Chamberlain a pris son temps. Sans doute le prix de la confiance en soi et de l’exigence.
Un capital musical qui s’est constitué au fil des rencontres qu’il a toujours su provoquer. Affaire d’intuitions, d’accointances, du mystère des appels informels. Richesse humaine et parcours artistique où se croisent une veuve d’agriculteur pianiste, un cousin à la page, des conservatoires progressistes, la campagne et la ville. Les piaules et les grands écrans. Les groupes, et ce projet solo en grande forme. Labels et concerts. Le jour et les nuits.

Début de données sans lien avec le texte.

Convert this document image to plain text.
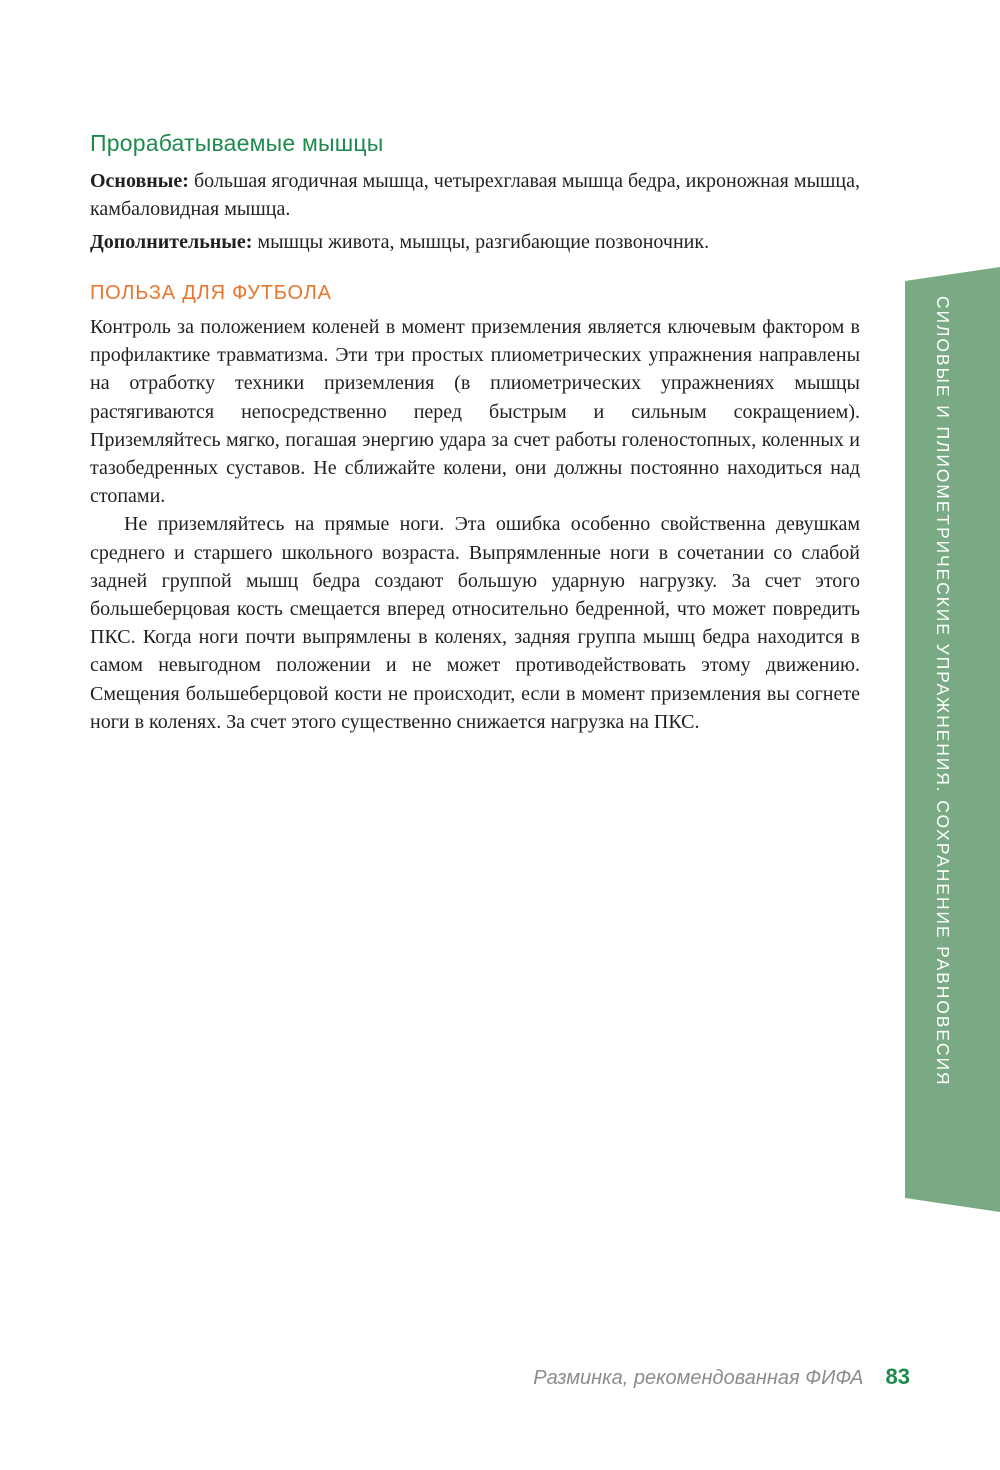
Прорабатываемые мышцы

Основные: большая ягодичная мышца, четырехглавая мышца бедра, икроножная мышца, камбаловидная мышца.

Дополнительные: мышцы живота, мышцы, разгибающие позвоночник.

ПОЛЬЗА ДЛЯ ФУТБОЛА

Контроль за положением коленей в момент приземления является ключевым фактором в профилактике травматизма. Эти три простых плиометрических упражнения направлены на отработку техники приземления (в плиометрических упражнениях мышцы растягиваются непосредственно перед быстрым и сильным сокращением). Приземляйтесь мягко, погашая энергию удара за счет работы голеностопных, коленных и тазобедренных суставов. Не сближайте колени, они должны постоянно находиться над стопами.

Не приземляйтесь на прямые ноги. Эта ошибка особенно свойственна девушкам среднего и старшего школьного возраста. Выпрямленные ноги в сочетании со слабой задней группой мышц бедра создают большую ударную нагрузку. За счет этого большеберцовая кость смещается вперед относительно бедренной, что может повредить ПКС. Когда ноги почти выпрямлены в коленях, задняя группа мышц бедра находится в самом невыгодном положении и не может противодействовать этому движению. Смещения большеберцовой кости не происходит, если в момент приземления вы согнете ноги в коленях. За счет этого существенно снижается нагрузка на ПКС.	СИЛОВЫЕ И ПЛИОМЕТРИЧЕСКИЕ УПРАЖНЕНИЯ. СОХРАНЕНИЕ РАВНОВЕСИЯ
Разминка, рекомендованная ФИФА 83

Chez lui, le minimalisme ne s’oppose pas au luxe des détails. Ce qui aurait pu sédimenter, fossiliser, forme de fait un substrat fertile. Chamberlain, comme musique de chambre et techno minimale berlinoise, pratique une forme d’oulipo musical. La contrainte se fait jeu et point d’appui créatif. Le cérébral ne craint pas le groove, on s’autorise le radical sans se cogner au frontal. Le divertissement en pleine diversion, digression. Transgression.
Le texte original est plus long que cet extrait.